According to preliminary information, a price of 42 reais (eight euros) per share was set, as part of a process through which Eletrobras offered new shares, while the state reduced its stake from almost 70% to just over 40%. The details of the sale will only be officially revealed by the company this Friday.
The new shares will begin trading on the São Paulo Stock Exchange on June 13, when the State ceases to control the company, completing the largest privatization in the country in more than two decades.
The offer, the largest of the year in the country and also one of the highest in the world in 2022, was open to investors, both domestic and foreign.
The Government also allowed the purchase of shares through resources from the so-called Severance Compensation Fund (FGTS), to which every Brazilian has access only in the event of dismissal or the need to buy their own home.
According to the financial newspaper Valor Economico de São Paulo, around 370,000 workers used part of the FGTS to buy Eletrobras shares, a number that exceeds the 248,000 who did so in 2000, during the offer of the state oil company Petrobras, but below the 582 thousand in 2002, with the privatization of the mining company Vale.
The approval process for the privatization of Eletrobras required negotiations for six years and concluded last week when the Federal Accounts Court (TCU), the Brazilian state’s control body, gave final approval for the sale.
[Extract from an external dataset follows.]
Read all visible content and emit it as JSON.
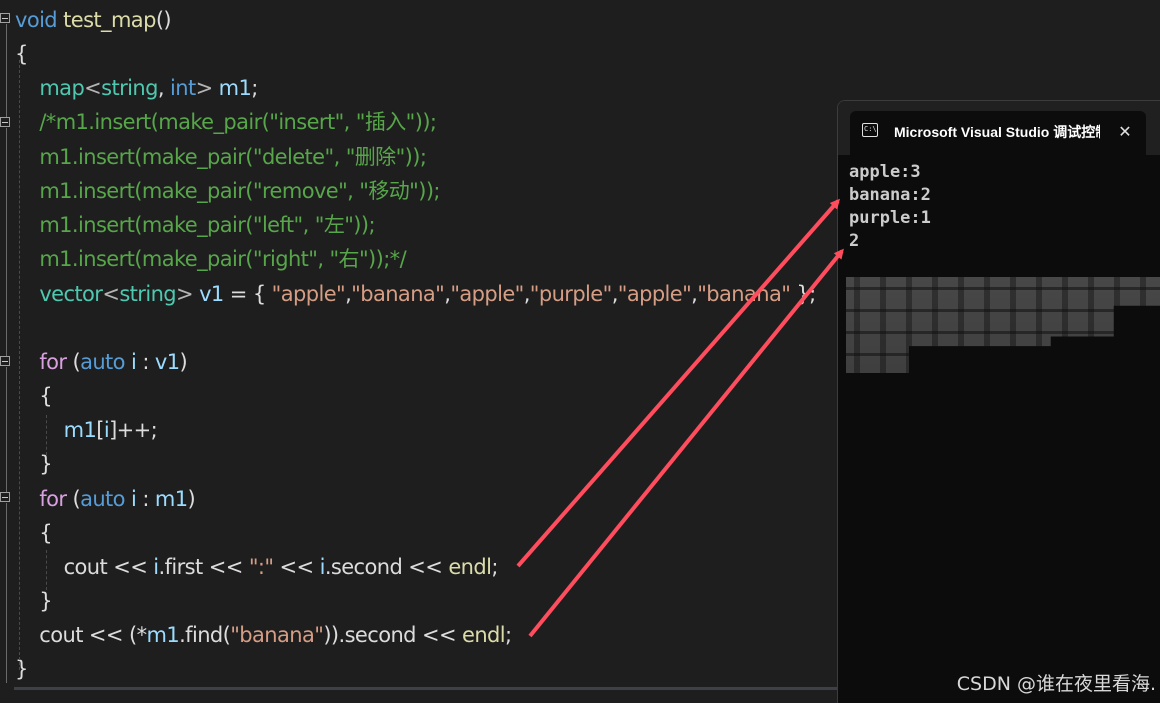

The privatization of this giant of the electricity sector will be the first privatization of the Government headed by President Jair Bolsonaro, who since taking office has defended a liberal economic policy with an emphasis on privatization and concessions to reduce the size of the State.
The process of privatization of Eletrobras will guarantee the Brazilian government the possession of ‘golden share’ shares, which reserves the power of veto in the company’s strategic decisions.
The model also excluded the sale of Eletronuclear, the subsidiary that operates Brazil’s three nuclear plants, and the Itaipu hydroelectric plant, which Brazil shares with Paraguay.
Eletrobras, founded in 1962 and responsible for a third of electricity generation in Brazil, owns almost half of the country’s transmission lines, with a combined extension of more than 70,000 kilometers of transmission lines and an installed generation capacity of about 50 thousand megawatts (MW).